Cross-national differences in genes and socioeconomic status

That is a newly published piece by Elliot M. Tucker-Drob and Timothy C. Bates, the abstract is this:

A core hypothesis in developmental theory predicts that genetic influences on intelligence and academic achievement are suppressed under conditions of socioeconomic privation and more fully realized under conditions of socioeconomic advantage: a Gene × Childhood Socioeconomic Status (SES) interaction. Tests of this hypothesis have produced apparently inconsistent results. We performed a meta-analysis of tests of Gene × SES interaction on intelligence and academic-achievement test scores, allowing for stratification by nation (United States vs. non–United States), and we conducted rigorous tests for publication bias and between-studies heterogeneity. In U.S. studies, we found clear support for moderately sized Gene × SES effects. In studies from Western Europe and Australia, where social policies ensure more uniform access to high-quality education and health care, Gene × SES effects were zero or reversed.

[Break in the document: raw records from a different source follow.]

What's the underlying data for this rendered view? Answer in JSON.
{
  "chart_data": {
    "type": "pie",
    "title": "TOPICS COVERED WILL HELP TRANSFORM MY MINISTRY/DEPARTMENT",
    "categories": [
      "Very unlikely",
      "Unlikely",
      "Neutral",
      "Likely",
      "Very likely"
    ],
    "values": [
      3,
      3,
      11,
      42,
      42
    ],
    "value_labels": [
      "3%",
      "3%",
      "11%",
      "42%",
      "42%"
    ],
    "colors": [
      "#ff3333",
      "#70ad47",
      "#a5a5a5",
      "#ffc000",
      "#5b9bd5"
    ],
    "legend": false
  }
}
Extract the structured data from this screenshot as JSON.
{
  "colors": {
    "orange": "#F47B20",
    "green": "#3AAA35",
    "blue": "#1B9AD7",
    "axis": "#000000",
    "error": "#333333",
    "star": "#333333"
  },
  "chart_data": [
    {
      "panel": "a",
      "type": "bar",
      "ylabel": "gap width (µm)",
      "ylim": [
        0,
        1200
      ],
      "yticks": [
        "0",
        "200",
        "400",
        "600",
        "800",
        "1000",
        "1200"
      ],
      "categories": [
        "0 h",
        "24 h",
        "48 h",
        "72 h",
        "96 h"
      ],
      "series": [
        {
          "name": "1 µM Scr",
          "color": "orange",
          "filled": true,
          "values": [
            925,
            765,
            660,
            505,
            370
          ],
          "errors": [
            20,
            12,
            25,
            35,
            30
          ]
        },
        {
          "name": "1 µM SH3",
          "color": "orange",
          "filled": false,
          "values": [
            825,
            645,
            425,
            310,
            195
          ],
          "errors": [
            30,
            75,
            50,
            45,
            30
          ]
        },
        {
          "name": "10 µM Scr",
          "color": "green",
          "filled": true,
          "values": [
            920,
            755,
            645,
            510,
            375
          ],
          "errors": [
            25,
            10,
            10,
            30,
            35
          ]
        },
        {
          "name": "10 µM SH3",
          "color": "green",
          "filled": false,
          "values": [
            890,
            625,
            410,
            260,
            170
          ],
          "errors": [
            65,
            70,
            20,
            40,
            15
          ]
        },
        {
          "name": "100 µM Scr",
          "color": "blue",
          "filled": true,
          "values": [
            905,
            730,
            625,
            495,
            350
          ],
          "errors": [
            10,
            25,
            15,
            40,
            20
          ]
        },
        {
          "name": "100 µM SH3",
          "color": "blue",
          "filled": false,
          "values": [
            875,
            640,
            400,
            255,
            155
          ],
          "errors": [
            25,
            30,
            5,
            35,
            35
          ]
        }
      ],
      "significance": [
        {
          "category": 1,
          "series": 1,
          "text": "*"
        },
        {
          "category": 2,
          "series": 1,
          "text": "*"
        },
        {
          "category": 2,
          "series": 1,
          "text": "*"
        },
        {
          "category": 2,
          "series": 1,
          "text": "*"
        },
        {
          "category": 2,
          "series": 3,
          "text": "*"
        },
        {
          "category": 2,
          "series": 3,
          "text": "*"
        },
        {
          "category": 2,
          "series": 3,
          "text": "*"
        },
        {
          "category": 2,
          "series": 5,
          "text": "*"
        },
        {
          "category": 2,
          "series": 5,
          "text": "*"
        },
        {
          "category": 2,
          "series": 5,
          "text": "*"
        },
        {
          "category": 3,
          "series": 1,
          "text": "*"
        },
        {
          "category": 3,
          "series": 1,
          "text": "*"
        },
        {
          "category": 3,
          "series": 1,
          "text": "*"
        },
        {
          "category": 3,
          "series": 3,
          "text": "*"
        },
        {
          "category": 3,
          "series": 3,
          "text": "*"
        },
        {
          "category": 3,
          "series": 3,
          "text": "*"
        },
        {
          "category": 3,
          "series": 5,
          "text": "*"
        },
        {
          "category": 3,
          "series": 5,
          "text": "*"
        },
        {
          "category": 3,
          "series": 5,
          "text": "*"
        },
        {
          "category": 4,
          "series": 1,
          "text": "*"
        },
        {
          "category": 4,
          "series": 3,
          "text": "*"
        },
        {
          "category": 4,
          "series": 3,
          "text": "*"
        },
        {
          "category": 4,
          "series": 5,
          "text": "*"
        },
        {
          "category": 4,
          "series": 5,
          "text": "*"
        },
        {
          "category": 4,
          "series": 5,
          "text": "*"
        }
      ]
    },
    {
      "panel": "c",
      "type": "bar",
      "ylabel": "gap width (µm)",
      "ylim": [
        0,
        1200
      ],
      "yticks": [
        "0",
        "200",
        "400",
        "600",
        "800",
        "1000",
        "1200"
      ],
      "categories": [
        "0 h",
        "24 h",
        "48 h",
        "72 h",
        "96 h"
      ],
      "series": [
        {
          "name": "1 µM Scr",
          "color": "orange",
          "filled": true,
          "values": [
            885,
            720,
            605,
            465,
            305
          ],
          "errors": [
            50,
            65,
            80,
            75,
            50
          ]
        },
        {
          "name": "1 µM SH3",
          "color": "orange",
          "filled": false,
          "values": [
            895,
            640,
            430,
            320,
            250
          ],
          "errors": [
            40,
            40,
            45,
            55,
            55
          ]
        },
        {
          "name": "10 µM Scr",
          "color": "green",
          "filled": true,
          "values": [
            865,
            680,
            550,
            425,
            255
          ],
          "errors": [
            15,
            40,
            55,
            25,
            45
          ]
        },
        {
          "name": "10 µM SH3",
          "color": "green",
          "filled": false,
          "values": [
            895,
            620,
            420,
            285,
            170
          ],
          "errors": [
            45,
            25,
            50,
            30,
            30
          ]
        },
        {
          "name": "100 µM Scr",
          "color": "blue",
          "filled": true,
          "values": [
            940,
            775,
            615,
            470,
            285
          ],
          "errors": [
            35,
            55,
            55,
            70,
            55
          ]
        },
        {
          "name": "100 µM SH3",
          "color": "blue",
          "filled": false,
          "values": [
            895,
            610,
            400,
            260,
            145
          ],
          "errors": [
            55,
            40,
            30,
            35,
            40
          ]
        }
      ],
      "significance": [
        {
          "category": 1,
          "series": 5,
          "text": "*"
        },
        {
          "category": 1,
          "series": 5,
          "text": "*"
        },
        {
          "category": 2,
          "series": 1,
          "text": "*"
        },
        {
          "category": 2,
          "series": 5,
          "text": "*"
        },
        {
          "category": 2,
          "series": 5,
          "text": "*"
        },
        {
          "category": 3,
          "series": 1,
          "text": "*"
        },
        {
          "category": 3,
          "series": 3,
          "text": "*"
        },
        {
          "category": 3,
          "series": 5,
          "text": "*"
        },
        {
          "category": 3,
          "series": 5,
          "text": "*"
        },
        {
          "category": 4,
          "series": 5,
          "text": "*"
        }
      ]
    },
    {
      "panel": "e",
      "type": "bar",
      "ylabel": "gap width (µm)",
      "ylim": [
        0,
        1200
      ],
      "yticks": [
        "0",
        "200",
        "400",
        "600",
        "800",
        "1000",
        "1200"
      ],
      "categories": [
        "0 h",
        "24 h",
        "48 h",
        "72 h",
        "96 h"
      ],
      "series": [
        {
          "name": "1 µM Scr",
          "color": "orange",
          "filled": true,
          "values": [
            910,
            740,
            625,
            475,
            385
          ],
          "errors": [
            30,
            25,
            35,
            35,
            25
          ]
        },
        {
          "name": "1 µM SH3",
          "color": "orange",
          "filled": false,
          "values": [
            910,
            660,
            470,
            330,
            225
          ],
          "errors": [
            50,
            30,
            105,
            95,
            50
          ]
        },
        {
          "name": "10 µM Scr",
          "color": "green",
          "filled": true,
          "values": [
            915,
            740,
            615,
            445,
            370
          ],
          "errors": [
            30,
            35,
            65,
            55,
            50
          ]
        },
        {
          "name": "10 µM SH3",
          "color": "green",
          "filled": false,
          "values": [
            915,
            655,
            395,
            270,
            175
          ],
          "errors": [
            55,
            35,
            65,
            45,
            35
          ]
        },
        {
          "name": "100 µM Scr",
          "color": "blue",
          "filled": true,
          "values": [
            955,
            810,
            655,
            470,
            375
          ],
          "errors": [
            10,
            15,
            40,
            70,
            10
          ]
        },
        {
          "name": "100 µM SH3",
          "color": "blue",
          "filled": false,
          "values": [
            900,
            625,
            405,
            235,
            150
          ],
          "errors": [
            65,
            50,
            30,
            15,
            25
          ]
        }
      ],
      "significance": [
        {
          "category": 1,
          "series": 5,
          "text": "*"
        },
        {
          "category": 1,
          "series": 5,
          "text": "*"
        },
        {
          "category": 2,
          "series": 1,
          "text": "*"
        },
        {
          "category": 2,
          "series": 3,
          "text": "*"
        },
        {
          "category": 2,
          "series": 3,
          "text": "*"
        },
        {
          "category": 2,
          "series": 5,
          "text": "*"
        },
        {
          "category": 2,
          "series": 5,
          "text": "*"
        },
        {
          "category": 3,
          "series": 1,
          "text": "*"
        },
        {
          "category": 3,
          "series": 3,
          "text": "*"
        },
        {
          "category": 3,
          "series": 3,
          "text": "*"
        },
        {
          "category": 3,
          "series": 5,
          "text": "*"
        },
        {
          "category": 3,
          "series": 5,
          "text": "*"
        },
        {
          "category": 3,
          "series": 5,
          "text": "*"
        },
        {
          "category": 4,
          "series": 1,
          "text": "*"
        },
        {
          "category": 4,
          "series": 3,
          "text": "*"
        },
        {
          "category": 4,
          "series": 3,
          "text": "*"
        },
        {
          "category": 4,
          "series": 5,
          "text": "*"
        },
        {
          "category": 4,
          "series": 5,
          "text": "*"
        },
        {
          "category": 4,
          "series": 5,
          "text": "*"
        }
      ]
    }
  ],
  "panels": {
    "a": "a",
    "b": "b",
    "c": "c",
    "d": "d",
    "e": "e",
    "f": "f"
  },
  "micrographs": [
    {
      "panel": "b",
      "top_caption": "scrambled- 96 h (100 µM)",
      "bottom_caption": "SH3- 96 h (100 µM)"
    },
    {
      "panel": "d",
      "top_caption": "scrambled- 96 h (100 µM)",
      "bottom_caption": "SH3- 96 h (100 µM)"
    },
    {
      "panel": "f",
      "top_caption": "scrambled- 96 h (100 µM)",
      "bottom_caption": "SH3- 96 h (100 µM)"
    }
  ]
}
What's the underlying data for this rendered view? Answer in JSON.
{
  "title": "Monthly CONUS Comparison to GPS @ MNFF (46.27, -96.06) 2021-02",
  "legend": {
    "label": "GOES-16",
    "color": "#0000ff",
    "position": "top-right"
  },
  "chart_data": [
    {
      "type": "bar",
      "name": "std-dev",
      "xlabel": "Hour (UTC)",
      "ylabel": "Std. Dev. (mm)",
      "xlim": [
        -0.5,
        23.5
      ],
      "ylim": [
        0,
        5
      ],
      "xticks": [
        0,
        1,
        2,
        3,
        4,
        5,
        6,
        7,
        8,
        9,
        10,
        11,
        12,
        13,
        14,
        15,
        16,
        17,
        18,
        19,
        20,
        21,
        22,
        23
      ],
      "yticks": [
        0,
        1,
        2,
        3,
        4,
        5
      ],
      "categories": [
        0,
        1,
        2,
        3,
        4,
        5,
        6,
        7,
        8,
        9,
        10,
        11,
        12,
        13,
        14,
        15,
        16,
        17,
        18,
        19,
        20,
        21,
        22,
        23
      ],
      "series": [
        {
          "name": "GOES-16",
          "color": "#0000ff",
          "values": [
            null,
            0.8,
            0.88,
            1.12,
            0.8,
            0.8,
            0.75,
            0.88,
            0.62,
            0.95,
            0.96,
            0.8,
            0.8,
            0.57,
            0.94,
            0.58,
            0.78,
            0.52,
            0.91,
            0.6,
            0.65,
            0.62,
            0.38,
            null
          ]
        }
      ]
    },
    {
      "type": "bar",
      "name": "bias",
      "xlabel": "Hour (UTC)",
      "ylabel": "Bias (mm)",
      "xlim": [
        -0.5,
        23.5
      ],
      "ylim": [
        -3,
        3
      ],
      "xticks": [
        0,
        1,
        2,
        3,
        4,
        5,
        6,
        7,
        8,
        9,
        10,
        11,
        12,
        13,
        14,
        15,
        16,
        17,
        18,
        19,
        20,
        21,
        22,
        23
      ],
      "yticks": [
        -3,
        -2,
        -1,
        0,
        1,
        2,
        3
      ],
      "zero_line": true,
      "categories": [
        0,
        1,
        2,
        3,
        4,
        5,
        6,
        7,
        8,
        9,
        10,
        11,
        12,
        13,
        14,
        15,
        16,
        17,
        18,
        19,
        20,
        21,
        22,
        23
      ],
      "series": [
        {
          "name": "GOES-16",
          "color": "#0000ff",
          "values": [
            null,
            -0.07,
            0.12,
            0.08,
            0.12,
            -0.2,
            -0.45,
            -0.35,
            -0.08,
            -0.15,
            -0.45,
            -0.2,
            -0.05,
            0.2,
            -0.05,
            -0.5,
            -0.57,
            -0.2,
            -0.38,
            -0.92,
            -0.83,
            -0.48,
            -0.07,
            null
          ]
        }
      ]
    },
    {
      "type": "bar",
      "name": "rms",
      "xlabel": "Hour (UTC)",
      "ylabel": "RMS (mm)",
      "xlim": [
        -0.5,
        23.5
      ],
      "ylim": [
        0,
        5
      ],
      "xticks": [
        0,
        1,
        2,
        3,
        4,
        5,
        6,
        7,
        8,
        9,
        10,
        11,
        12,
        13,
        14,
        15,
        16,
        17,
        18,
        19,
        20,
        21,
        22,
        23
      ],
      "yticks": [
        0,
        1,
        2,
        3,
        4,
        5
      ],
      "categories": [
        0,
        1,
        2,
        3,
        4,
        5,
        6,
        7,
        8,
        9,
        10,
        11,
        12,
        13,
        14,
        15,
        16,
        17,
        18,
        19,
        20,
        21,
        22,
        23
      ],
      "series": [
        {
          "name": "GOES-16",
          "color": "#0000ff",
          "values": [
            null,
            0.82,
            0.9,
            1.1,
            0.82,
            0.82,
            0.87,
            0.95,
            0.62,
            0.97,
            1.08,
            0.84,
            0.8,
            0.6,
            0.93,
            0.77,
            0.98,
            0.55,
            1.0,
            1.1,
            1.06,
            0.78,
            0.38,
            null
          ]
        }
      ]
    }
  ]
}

I would put it this way: genes matter more when you equalize environmental influences in the United States, but not in many other countries.  By the way, this also holds if you control for race and the greater racial diversity of the United States.  One possibility is that there are greater environmental differences to be equalized in America in the first place, compared to say the Netherlands, one country where the gradient is quite different.  In any case an interesting piece.

For the pointer I thank Michelle Dawson.